At first glance, they appear to be nicely-painted minis. Upon closer inspection, though, the attention to detail and skill becomes apparent. Each rider carries a unique polearm. Each lizard has a horn or horns sprouting from their heads. Skulls dangle from the horns. The riders hold hand-made reins. Various weapons are slung on the riders and/or their mounts. And there's even some bling in the form of tiny gems here and there. David used drafting pens to accentuate scales to varying degrees on the lizards, as well as on the shields and other bits. You can also see the letter S scribed on a few bits. Is that S for Sutherland, or S for Saurian? I'll go with Sutherland.

It gives me great joy to have these three miniature works of art as the centerpiece(s) of my collection. I hope that David's family would approve that they have passed from one collector to another, and that they will continue to be treasured and cared for.

Tuesday, October 1, 2013

From Lead to Life

I recently picked up a small booklet entitled From Lead to Life - The Art of Preparing Miniature Figures by Robin Wood. It is one of those items that appeals to my love of printed matter, stuff from before the dawn of Al Gore's Internets. This is something I wish I had been looking for back when I was a budding miniature artist and didn't know my acrylics from my enamels.
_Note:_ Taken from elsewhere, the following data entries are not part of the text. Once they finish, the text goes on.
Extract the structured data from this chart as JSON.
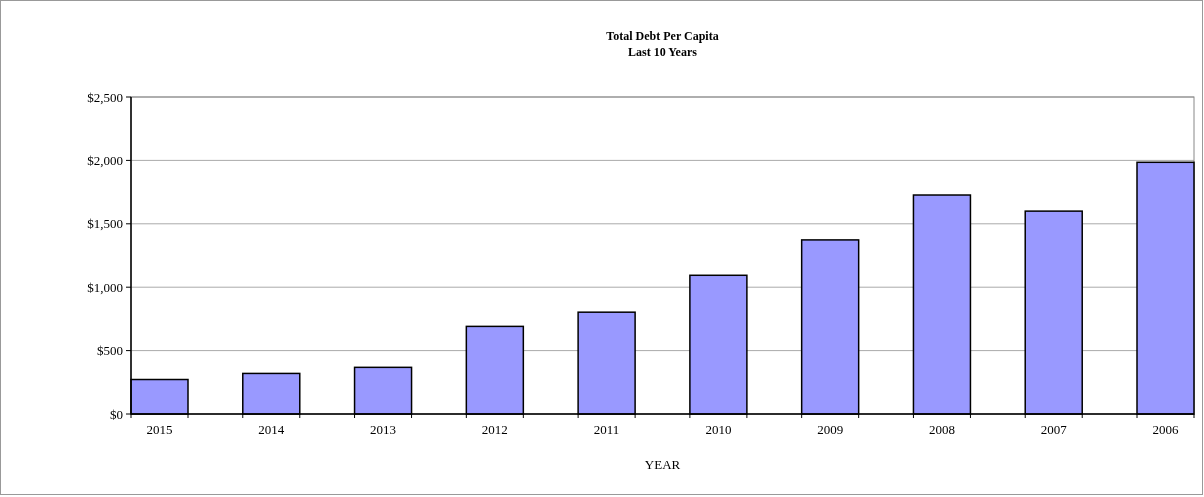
{
  "chart_data": {
    "type": "bar",
    "title": "Total Debt Per Capita",
    "subtitle": "Last 10 Years",
    "xlabel": "YEAR",
    "categories": [
      "2015",
      "2014",
      "2013",
      "2012",
      "2011",
      "2010",
      "2009",
      "2008",
      "2007",
      "2006"
    ],
    "values": [
      272,
      320,
      368,
      691,
      803,
      1094,
      1373,
      1727,
      1600,
      1985
    ],
    "color": "#9999ff",
    "ylim": [
      0,
      2500
    ],
    "yticks": [
      {
        "value": 0,
        "label": "$0"
      },
      {
        "value": 500,
        "label": "$500"
      },
      {
        "value": 1000,
        "label": "$1,000"
      },
      {
        "value": 1500,
        "label": "$1,500"
      },
      {
        "value": 2000,
        "label": "$2,000"
      },
      {
        "value": 2500,
        "label": "$2,500"
      }
    ],
    "grid": "y"
  }
}
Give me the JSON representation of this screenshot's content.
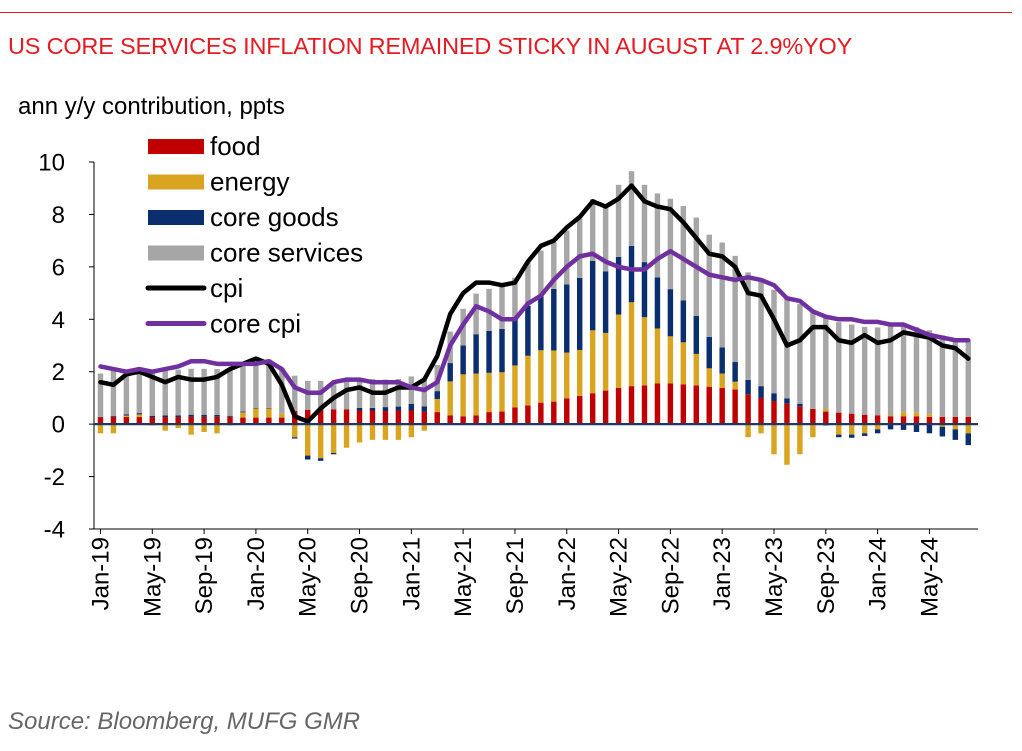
{
  "title": "US CORE SERVICES INFLATION REMAINED STICKY IN AUGUST AT 2.9%YOY",
  "unit_label": "ann y/y  contribution, ppts",
  "source": "Source: Bloomberg, MUFG GMR",
  "colors": {
    "title": "#e31b23",
    "food": "#c00000",
    "energy": "#d9a521",
    "core_goods": "#0b2f6e",
    "core_services": "#a6a6a6",
    "cpi": "#000000",
    "core_cpi": "#7030a0"
  },
  "chart_data": {
    "type": "bar",
    "stacked": true,
    "ylim": [
      -4,
      10
    ],
    "yticks": [
      -4,
      -2,
      0,
      2,
      4,
      6,
      8,
      10
    ],
    "x_tick_labels": [
      "Jan-19",
      "May-19",
      "Sep-19",
      "Jan-20",
      "May-20",
      "Sep-20",
      "Jan-21",
      "May-21",
      "Sep-21",
      "Jan-22",
      "May-22",
      "Sep-22",
      "Jan-23",
      "May-23",
      "Sep-23",
      "Jan-24",
      "May-24",
      "Sep-24"
    ],
    "legend_position": "top-left",
    "grid": false,
    "categories": [
      "Jan-19",
      "Feb-19",
      "Mar-19",
      "Apr-19",
      "May-19",
      "Jun-19",
      "Jul-19",
      "Aug-19",
      "Sep-19",
      "Oct-19",
      "Nov-19",
      "Dec-19",
      "Jan-20",
      "Feb-20",
      "Mar-20",
      "Apr-20",
      "May-20",
      "Jun-20",
      "Jul-20",
      "Aug-20",
      "Sep-20",
      "Oct-20",
      "Nov-20",
      "Dec-20",
      "Jan-21",
      "Feb-21",
      "Mar-21",
      "Apr-21",
      "May-21",
      "Jun-21",
      "Jul-21",
      "Aug-21",
      "Sep-21",
      "Oct-21",
      "Nov-21",
      "Dec-21",
      "Jan-22",
      "Feb-22",
      "Mar-22",
      "Apr-22",
      "May-22",
      "Jun-22",
      "Jul-22",
      "Aug-22",
      "Sep-22",
      "Oct-22",
      "Nov-22",
      "Dec-22",
      "Jan-23",
      "Feb-23",
      "Mar-23",
      "Apr-23",
      "May-23",
      "Jun-23",
      "Jul-23",
      "Aug-23",
      "Sep-23",
      "Oct-23",
      "Nov-23",
      "Dec-23",
      "Jan-24",
      "Feb-24",
      "Mar-24",
      "Apr-24",
      "May-24",
      "Jun-24",
      "Jul-24",
      "Aug-24"
    ],
    "series": [
      {
        "name": "food",
        "kind": "bar",
        "values": [
          0.26,
          0.28,
          0.28,
          0.27,
          0.27,
          0.27,
          0.27,
          0.28,
          0.28,
          0.28,
          0.28,
          0.25,
          0.25,
          0.25,
          0.25,
          0.5,
          0.55,
          0.6,
          0.56,
          0.56,
          0.52,
          0.52,
          0.5,
          0.52,
          0.52,
          0.48,
          0.46,
          0.33,
          0.3,
          0.33,
          0.46,
          0.48,
          0.64,
          0.71,
          0.82,
          0.86,
          0.98,
          1.08,
          1.18,
          1.28,
          1.38,
          1.45,
          1.48,
          1.55,
          1.55,
          1.52,
          1.48,
          1.43,
          1.38,
          1.32,
          1.14,
          1.0,
          0.88,
          0.78,
          0.68,
          0.58,
          0.48,
          0.44,
          0.4,
          0.36,
          0.34,
          0.3,
          0.3,
          0.3,
          0.28,
          0.28,
          0.28,
          0.28
        ]
      },
      {
        "name": "energy",
        "kind": "bar",
        "values": [
          -0.35,
          -0.35,
          0.05,
          0.1,
          -0.05,
          -0.25,
          -0.15,
          -0.4,
          -0.3,
          -0.35,
          -0.05,
          0.2,
          0.35,
          0.35,
          0.15,
          -0.5,
          -1.2,
          -1.3,
          -1.1,
          -0.9,
          -0.7,
          -0.6,
          -0.6,
          -0.6,
          -0.5,
          -0.25,
          0.5,
          1.3,
          1.6,
          1.6,
          1.5,
          1.5,
          1.6,
          1.9,
          2.0,
          1.95,
          1.75,
          1.75,
          2.4,
          2.2,
          2.8,
          3.2,
          2.6,
          2.1,
          1.8,
          1.6,
          1.2,
          0.7,
          0.55,
          0.3,
          -0.5,
          -0.35,
          -1.15,
          -1.55,
          -1.15,
          -0.5,
          0.1,
          -0.4,
          -0.4,
          -0.35,
          -0.2,
          0.05,
          0.15,
          0.15,
          0.1,
          -0.1,
          -0.2,
          -0.35
        ]
      },
      {
        "name": "core goods",
        "kind": "bar",
        "values": [
          0.02,
          0.03,
          0.04,
          0.05,
          0.05,
          0.06,
          0.06,
          0.08,
          0.08,
          0.07,
          0.04,
          0.03,
          0.02,
          0.02,
          0.0,
          -0.05,
          -0.15,
          -0.1,
          -0.05,
          0.0,
          0.1,
          0.1,
          0.15,
          0.15,
          0.25,
          0.2,
          0.3,
          0.7,
          1.1,
          1.5,
          1.6,
          1.65,
          1.8,
          1.9,
          2.05,
          2.35,
          2.6,
          2.75,
          2.65,
          2.35,
          2.2,
          2.15,
          2.1,
          1.95,
          1.8,
          1.6,
          1.45,
          1.2,
          1.0,
          0.75,
          0.55,
          0.45,
          0.3,
          0.2,
          0.1,
          0.0,
          -0.05,
          -0.1,
          -0.12,
          -0.1,
          -0.15,
          -0.2,
          -0.22,
          -0.3,
          -0.35,
          -0.37,
          -0.4,
          -0.45
        ]
      },
      {
        "name": "core services",
        "kind": "bar",
        "values": [
          1.65,
          1.75,
          1.7,
          1.75,
          1.7,
          1.75,
          1.75,
          1.75,
          1.75,
          1.75,
          1.8,
          1.8,
          1.85,
          1.85,
          1.75,
          1.35,
          1.1,
          1.05,
          1.05,
          1.1,
          1.1,
          1.1,
          1.05,
          1.05,
          1.05,
          1.0,
          1.0,
          1.2,
          1.4,
          1.55,
          1.6,
          1.6,
          1.55,
          1.65,
          1.75,
          1.8,
          2.05,
          2.25,
          2.35,
          2.55,
          2.75,
          2.85,
          2.95,
          3.2,
          3.45,
          3.6,
          3.75,
          3.9,
          4.0,
          4.05,
          4.1,
          4.05,
          3.95,
          3.9,
          3.8,
          3.7,
          3.55,
          3.45,
          3.4,
          3.35,
          3.35,
          3.4,
          3.3,
          3.25,
          3.2,
          3.1,
          3.0,
          2.9
        ]
      },
      {
        "name": "cpi",
        "kind": "line",
        "values": [
          1.6,
          1.5,
          1.9,
          2.0,
          1.8,
          1.6,
          1.8,
          1.7,
          1.7,
          1.8,
          2.1,
          2.3,
          2.5,
          2.3,
          1.5,
          0.3,
          0.1,
          0.6,
          1.0,
          1.3,
          1.4,
          1.2,
          1.2,
          1.4,
          1.4,
          1.7,
          2.6,
          4.2,
          5.0,
          5.4,
          5.4,
          5.3,
          5.4,
          6.2,
          6.8,
          7.0,
          7.5,
          7.9,
          8.5,
          8.3,
          8.6,
          9.1,
          8.5,
          8.3,
          8.2,
          7.7,
          7.1,
          6.5,
          6.4,
          6.0,
          5.0,
          4.9,
          4.0,
          3.0,
          3.2,
          3.7,
          3.7,
          3.2,
          3.1,
          3.4,
          3.1,
          3.2,
          3.5,
          3.4,
          3.3,
          3.0,
          2.9,
          2.5
        ]
      },
      {
        "name": "core cpi",
        "kind": "line",
        "values": [
          2.2,
          2.1,
          2.0,
          2.1,
          2.0,
          2.1,
          2.2,
          2.4,
          2.4,
          2.3,
          2.3,
          2.3,
          2.3,
          2.4,
          2.1,
          1.4,
          1.2,
          1.2,
          1.6,
          1.7,
          1.7,
          1.6,
          1.6,
          1.6,
          1.4,
          1.3,
          1.6,
          3.0,
          3.8,
          4.5,
          4.3,
          4.0,
          4.0,
          4.6,
          4.9,
          5.5,
          6.0,
          6.4,
          6.5,
          6.2,
          6.0,
          5.9,
          5.9,
          6.3,
          6.6,
          6.3,
          6.0,
          5.7,
          5.6,
          5.5,
          5.6,
          5.5,
          5.3,
          4.8,
          4.7,
          4.3,
          4.1,
          4.0,
          4.0,
          3.9,
          3.9,
          3.8,
          3.8,
          3.6,
          3.4,
          3.3,
          3.2,
          3.2
        ]
      }
    ]
  }
}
 8.5" x 5.5" of printed goodness.

As the week ticked away before the auction ended, there was something about the author's name that stood out - where had I seen the name Robin Wood, and why did it mean anything to me? A Bing search reveals she is a fantasy artist, known for her Dragonriders of Pern work as well as some Dragon magazine covers. OK, getting warm. Further investigation reveals a pair of articles in Different Worlds:

Different Worlds #14 (September 1981) Painting Miniature Figures by Robin Wood

Different Worlds #17 (December 1981) Miniatures: Conversions in Lead by Robin Wood

Now we're getting a lot closer. But still not there yet. Hmm...and then I have my "a-ha!" moment and realize exactly where I have seen Robin's name before: Issue #1 of the OSFMapa!

At some point after she had the above two articles published in Different Worlds, she went ahead and compiled a booklet that covers miniatures from prep to finish, including sections on conversion and even scratchbuilding!

Something I would have liked to have known a long time ago.

The section on conversions is quite detailed, with over eight pages dedicated to modifying your minis. Besides the expected topics (adding or removing features, changing poses, etc.) Robin even shows you how to give your minis a sex-change operation if you desire something other than a chainmail bikini, and even how to make chainmail out of underwear!

More things I would have liked to have known.

Robin devotes four pages to scratchbuilding, including how to make ghosts, Runequest dragon-snails, gelatinous cubes, winged creatures, and snakes. A future project could see me attempting to create my own creatures using her advice and techniques. I'll put that one on the backburner for now and hope that I don't completely forget about it.

Circa 1983 or 1993

All told, From Lead to Life is a wonderful how-to booklet that is a fun and informative read, and I'm really happy to have stumbled across it and added it to my library of printed miniature reference material.